My muscle tone was slowly returning as my wounds healed, and by the end of my second week at Angel’s I could get off the couch or climb the stairs without considering
either journal-worthy. I wasn’t about to compete in the Ironman, but for the time being, it was enough.
On November 11, I reached my first major goal. I walked to the corner of our block, then turned south and walked to the end of the street. Even though Angel and I had driven past this corner on the way to her house, there was something different about encountering the place on my own legs.
A Montessori school took up the back half of the block, and there were a few dozen young boys on the school’s backfield playing football.
I stopped to watch them, lacing my fingers through the cold chain-link fence. The boys wore long navy blue jerseys with big white helmets that made them look like bobble-head dolls.

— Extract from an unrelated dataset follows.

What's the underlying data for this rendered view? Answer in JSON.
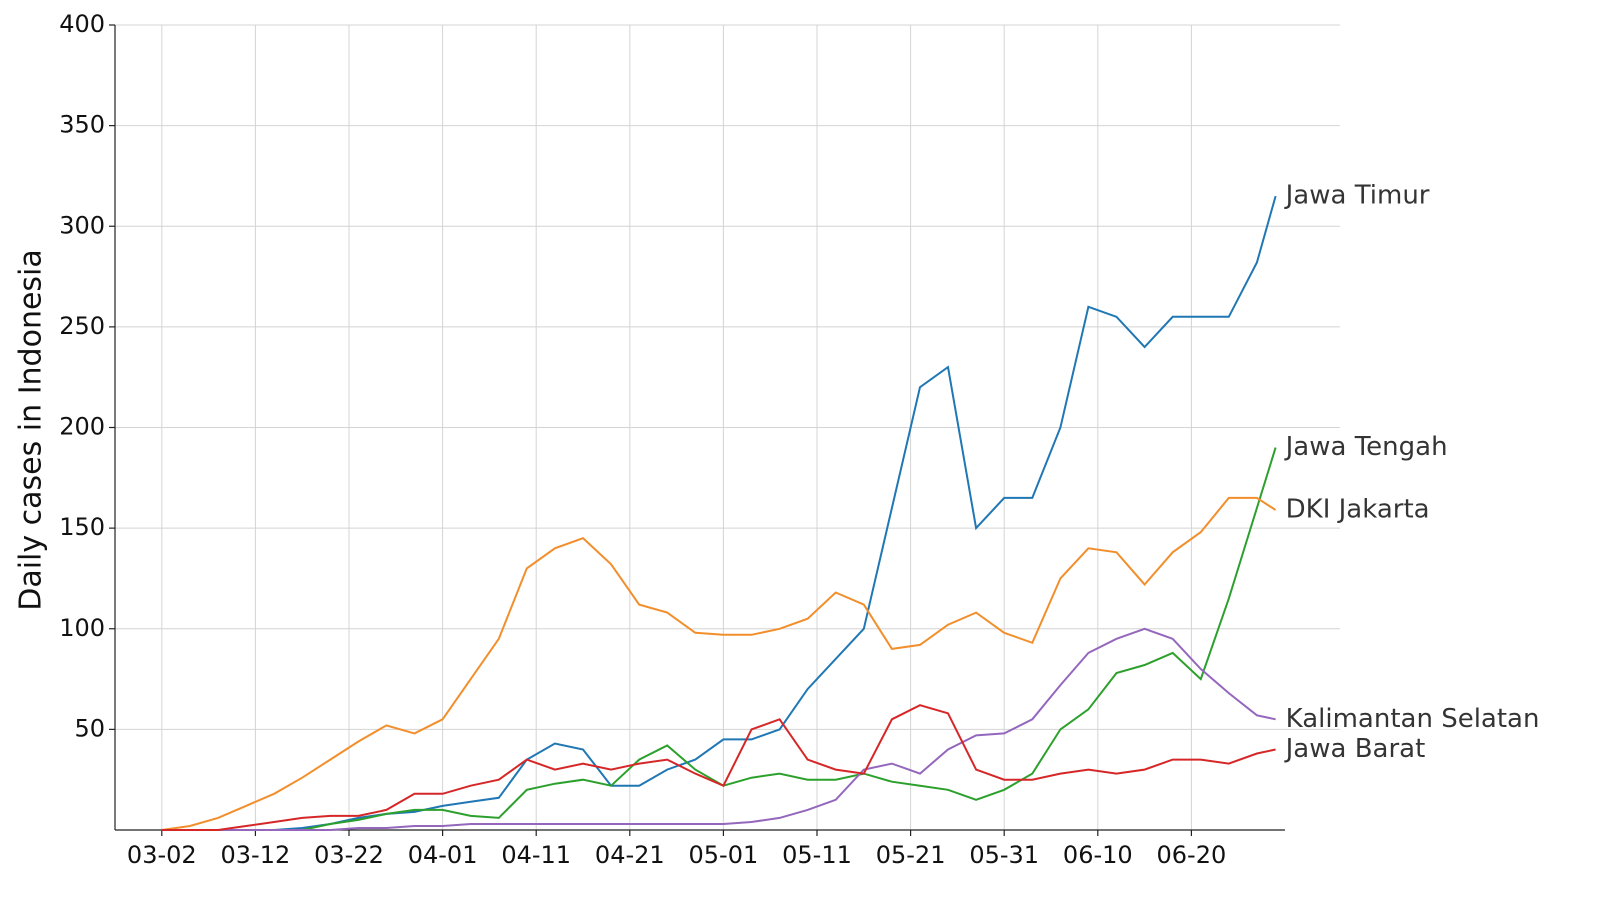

I felt remarkably liberated to be outside and this far from home, and I took my time walking back. Walking around the block was a far cry from the twenty to thirty miles I’d been putting in prior to the attack, but it didn’t matter. Snows had already hit Wyoming and Montana, and the east entrance of Yellowstone was already closed to traffic. I wasn’t going anywhere soon.
Angel’s landlord came to the door and asked for Nicole. What am I missing?
Alan Christoffersen’s diary
The first measurable snow in Spokane fell on the fourteenth. The snowfall was deeper than I had anticipated—nearly five inches—and the sidewalks were completely buried. The good news was that the weatherman said it would be gone by the end of the week.
Instead of walking outside, I did some light calisthenics, then found an aerobics channel on television, which I followed along with at the lowest impact level.
As I was exercising, I could hear someone going up and down the walks with a snow blower. I parted the curtains and looked out. An elderly man was clearing the walks. He wore a brown parka, a knit scarf, and a hunting cap with earflaps, which he had pulled down and tied under his chin.
I thought he was a little old to be clearing the walks and, had I been able, I would have gone out and helped him.
About a half hour later, as I was finishing my second workout, there was a knock on the apartment door. I opened it to find the elderly gentleman standing in the doorway, his hat and shoulders flocked with snow. “Hello, is Nicole in?”
I looked at him quizzically. “No, Angel Arnell lives here.”
His brow furrowed, then he said, “Oh, then is Angel here?”
“No, she’s at work.”
“I’m Bill Dodd, I own this place. I just need to do a quick look-through of the apartment.”